Let’s now take a look at hedge fund activity in other stocks similar to Kratos Defense & Security Solutions, Inc (NASDAQ:KTOS). These stocks are Magellan Health Inc (NASDAQ:MGLN), Atkore International Group Inc. (NYSE:ATKR), Taubman Centers, Inc. (NYSE:TCO), and Hostess Brands, Inc. (NASDAQ:TWNK). This group of stocks’ market values resemble KTOS’s market value.

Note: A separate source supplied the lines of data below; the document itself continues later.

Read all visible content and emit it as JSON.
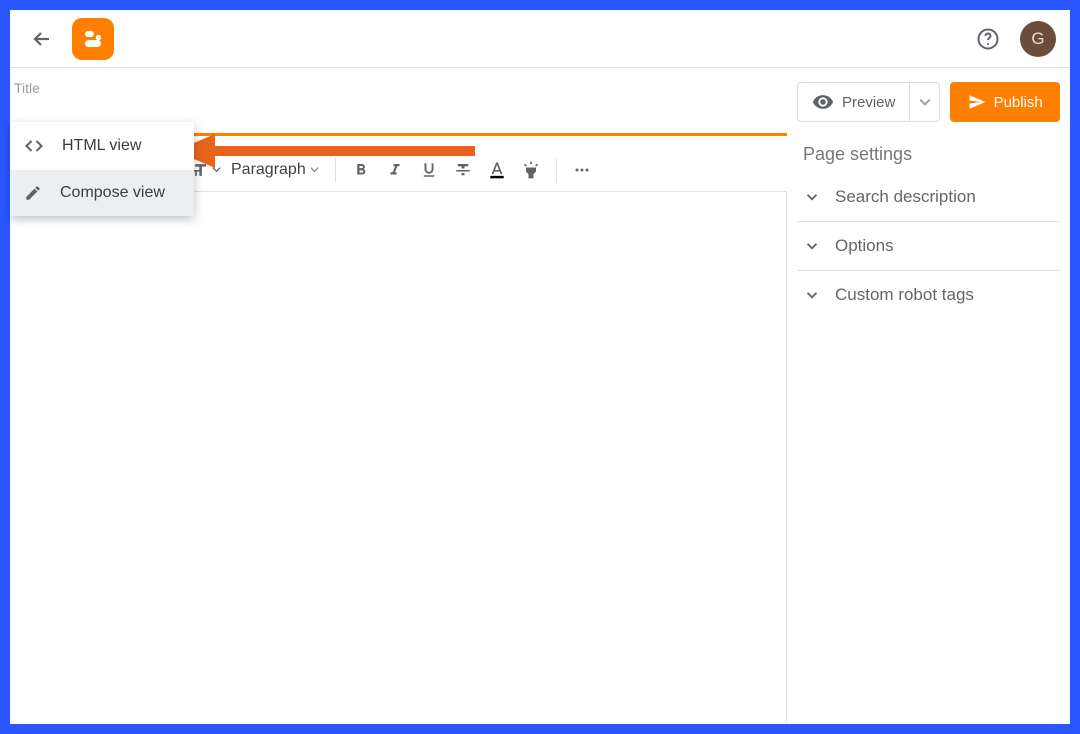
{
  "header": {
    "avatar_letter": "G"
  },
  "editor": {
    "title_label": "Title",
    "title_value": "",
    "toolbar": {
      "paragraph_label": "Paragraph"
    }
  },
  "view_menu": {
    "html_view": "HTML view",
    "compose_view": "Compose view"
  },
  "side": {
    "preview_label": "Preview",
    "publish_label": "Publish",
    "settings_title": "Page settings",
    "search_description": "Search description",
    "options": "Options",
    "custom_robot_tags": "Custom robot tags"
  }
}
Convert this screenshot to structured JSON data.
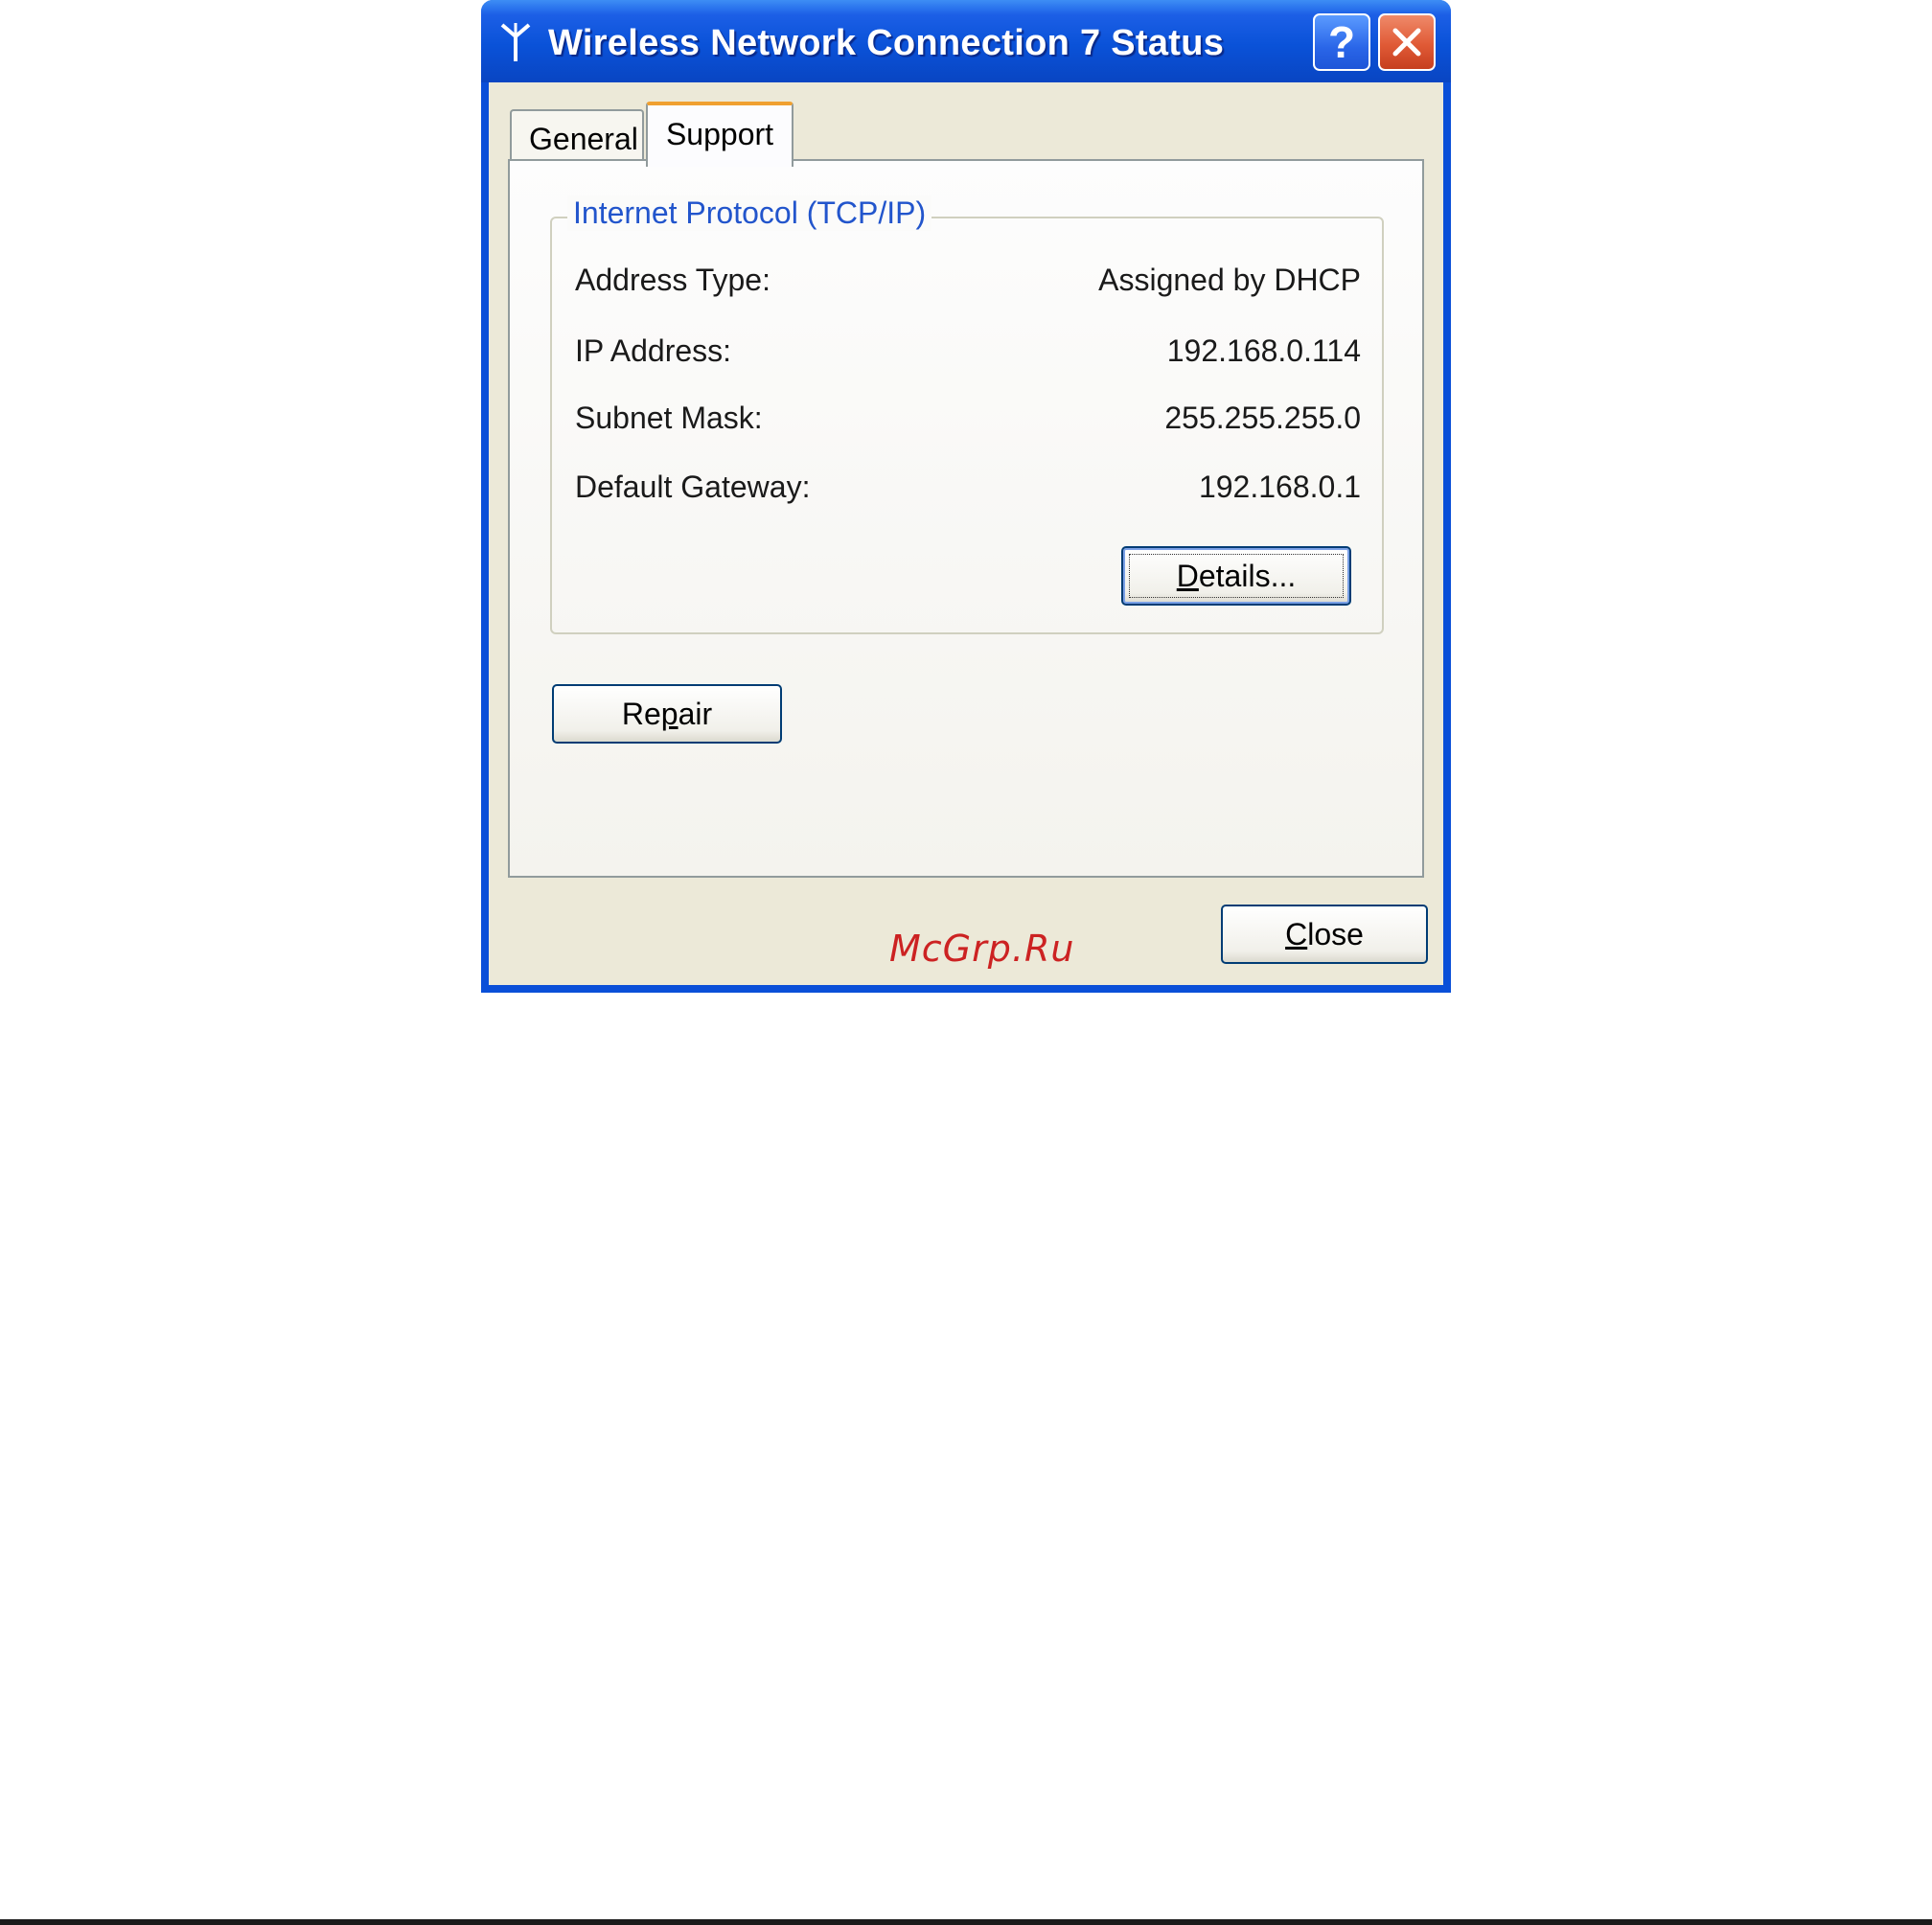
{
  "window": {
    "title": "Wireless Network Connection 7 Status",
    "help_button": "?",
    "colors": {
      "titlebar": "#0a52d8",
      "client": "#ece9d8",
      "close": "#e05a36",
      "group_label": "#2255cc"
    }
  },
  "tabs": [
    {
      "label": "General",
      "selected": false
    },
    {
      "label": "Support",
      "selected": true
    }
  ],
  "group": {
    "legend": "Internet Protocol (TCP/IP)",
    "rows": [
      {
        "label": "Address Type:",
        "value": "Assigned by DHCP"
      },
      {
        "label": "IP Address:",
        "value": "192.168.0.114"
      },
      {
        "label": "Subnet Mask:",
        "value": "255.255.255.0"
      },
      {
        "label": "Default Gateway:",
        "value": "192.168.0.1"
      }
    ]
  },
  "buttons": {
    "details": {
      "label": "Details...",
      "mnemonic": "D",
      "rest": "etails..."
    },
    "repair": {
      "pre": "Re",
      "mnemonic": "p",
      "post": "air"
    },
    "close": {
      "mnemonic": "C",
      "rest": "lose"
    }
  },
  "watermark": "McGrp.Ru"
}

|Ticker||No of HFs with positions||Total Value of HF Positions (x1000)||Change in HF Position|
View table here if you experience formatting issues.
As you can see these stocks had an average of 26.25 hedge funds with bullish positions and the average amount invested in these stocks was $246 million. That figure was $40 million in KTOS’s case. Hostess Brands, Inc. (NASDAQ:TWNK) is the most popular stock in this table. On the other hand Magellan Health Inc (NASDAQ:MGLN) is the least popular one with only 19 bullish hedge fund positions. Compared to these stocks Kratos Defense & Security Solutions, Inc (NASDAQ:KTOS) is even less popular than MGLN. Hedge funds dodged a bullet by taking a bearish stance towards KTOS. Our calculations showed that the top 20 most popular hedge fund stocks returned 41.3% in 2019 and outperformed the S&P 500 ETF (SPY) by 10.1 percentage points. These stocks lost 13.0% in 2020 through April 6th but managed to beat the market by 4.2 percentage points. Unfortunately KTOS wasn’t nearly as popular as these 20 stocks (hedge fund sentiment was very bearish); KTOS investors were disappointed as the stock returned -21.5% during the same time period and underperformed the market. If you are interested in investing in large cap stocks with huge upside potential, you should check out the top 20 most popular stocks among hedge funds as most of these stocks already outperformed the market so far in 2020.